Do you live in a college town? Or perhaps you have fond memories of your college years and have kept in touch with people who live near you old campus. Whatever it is that’s made you consider investing in student housing has led you to ask the fundamental question: is it worth it?

We’ve written this article to help you weigh the advantages and disadvantages to investing in student housing. The market in this area of real estate has recently become quite hot, making it an even more tantalizing prospect. So, what do you have to know about the student housing market before diving in?

Student Housing Facts

These facts will give you a sense of what you need to know about the market:

  • Enrollment is on the rise. At colleges around the country, undergraduate enrollment is up 30% as of 2015 since 2000. By 2026, enrollment will reach a new record of 19.3 million students (enrollment was 17 million in 2015).
  • Dorms are at least 51 years old on average. There’s nothing necessarily wrong with old buildings, but they can be harder to manage and perform upkeep on. This is especially true for Universities that have a lot of properties to keep up with. Student housing isn’t always the priority, meaning that students prefer to seek alternatives.
  • Occupancy rates for new off-campus housing are 90% and above. There is a clear demand for student housing not provided by colleges and universities.
  • It’s appreciating.

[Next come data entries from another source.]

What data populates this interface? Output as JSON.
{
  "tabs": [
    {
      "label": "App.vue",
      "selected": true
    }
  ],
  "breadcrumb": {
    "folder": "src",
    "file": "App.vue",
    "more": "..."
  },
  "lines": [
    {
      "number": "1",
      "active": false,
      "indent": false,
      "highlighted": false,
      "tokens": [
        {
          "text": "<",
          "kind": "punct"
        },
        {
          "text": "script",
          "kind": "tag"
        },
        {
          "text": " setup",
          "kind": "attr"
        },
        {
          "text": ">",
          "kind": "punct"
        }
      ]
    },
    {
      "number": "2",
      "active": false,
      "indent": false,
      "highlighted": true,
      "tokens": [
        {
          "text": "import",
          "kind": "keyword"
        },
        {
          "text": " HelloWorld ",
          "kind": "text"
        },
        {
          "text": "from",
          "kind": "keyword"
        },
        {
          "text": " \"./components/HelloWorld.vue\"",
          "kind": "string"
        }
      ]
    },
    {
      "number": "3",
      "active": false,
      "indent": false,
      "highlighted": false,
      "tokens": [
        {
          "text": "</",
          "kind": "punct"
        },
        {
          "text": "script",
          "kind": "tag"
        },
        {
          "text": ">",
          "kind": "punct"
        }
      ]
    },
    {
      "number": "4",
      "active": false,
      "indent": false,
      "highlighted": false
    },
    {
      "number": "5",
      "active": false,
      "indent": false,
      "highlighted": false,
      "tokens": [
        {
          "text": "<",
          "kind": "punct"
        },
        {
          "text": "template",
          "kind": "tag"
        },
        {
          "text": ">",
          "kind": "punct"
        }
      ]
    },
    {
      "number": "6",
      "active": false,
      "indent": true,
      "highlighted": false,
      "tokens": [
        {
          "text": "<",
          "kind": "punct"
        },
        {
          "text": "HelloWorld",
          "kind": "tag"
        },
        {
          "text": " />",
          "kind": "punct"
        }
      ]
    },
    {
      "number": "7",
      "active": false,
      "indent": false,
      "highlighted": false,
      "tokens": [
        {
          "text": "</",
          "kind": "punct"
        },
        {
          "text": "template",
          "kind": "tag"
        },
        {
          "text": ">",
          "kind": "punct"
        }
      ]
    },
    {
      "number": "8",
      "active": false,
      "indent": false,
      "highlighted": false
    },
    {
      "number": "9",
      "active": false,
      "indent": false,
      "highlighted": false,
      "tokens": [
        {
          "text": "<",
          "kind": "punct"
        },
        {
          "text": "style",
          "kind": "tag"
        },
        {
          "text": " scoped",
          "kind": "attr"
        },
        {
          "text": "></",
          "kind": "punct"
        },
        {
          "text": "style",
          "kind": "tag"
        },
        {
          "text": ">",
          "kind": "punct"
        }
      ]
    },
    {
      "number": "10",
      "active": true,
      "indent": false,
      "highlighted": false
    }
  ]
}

Student housing is only worth more and more, an average of $66,386 per bed in 2016, up 10% since 2014.
  • Student housing caps are still above the caps for conventional multifamily housing.

Joining the student housing market can be as easy as purchasing a duplex to rent out to students, or you can go all the way with dorm-style apartment buildings tailored for students to live in.

Considerations About Student Housing

Student housing may involve a hefty investment in order to secure real estate close to the college or university. Of course, you can also choose an option that’s further away from the school that will be attractive for grad students or individuals who take on a local job after graduation. The closer to the university, the more expensive the properties typically are. Of course, you can often make up for the additional cost in rent.

In addition, college students are usually young and are likely to be first-time renters. College students have a reputation for partying and may cause trouble with neighbors, and also put a lot of wear and tear on the building and installations. As first time renters, they may call more often about easy repairs that older renters might not bother to report and fix on their own. Even if parents have gotten involved as co-signers, this could be an additional headache. Some parents will attempt to micromanage from afar while others will be completely hands-off.

Despite these downsides, student housing can be remarkably profitable. If you’re interested in getting into it, you’ll have to make solid plans for dealing with the difficult areas of the business. Then, start property hunting and with any luck you’ll see excellent returns on your investment.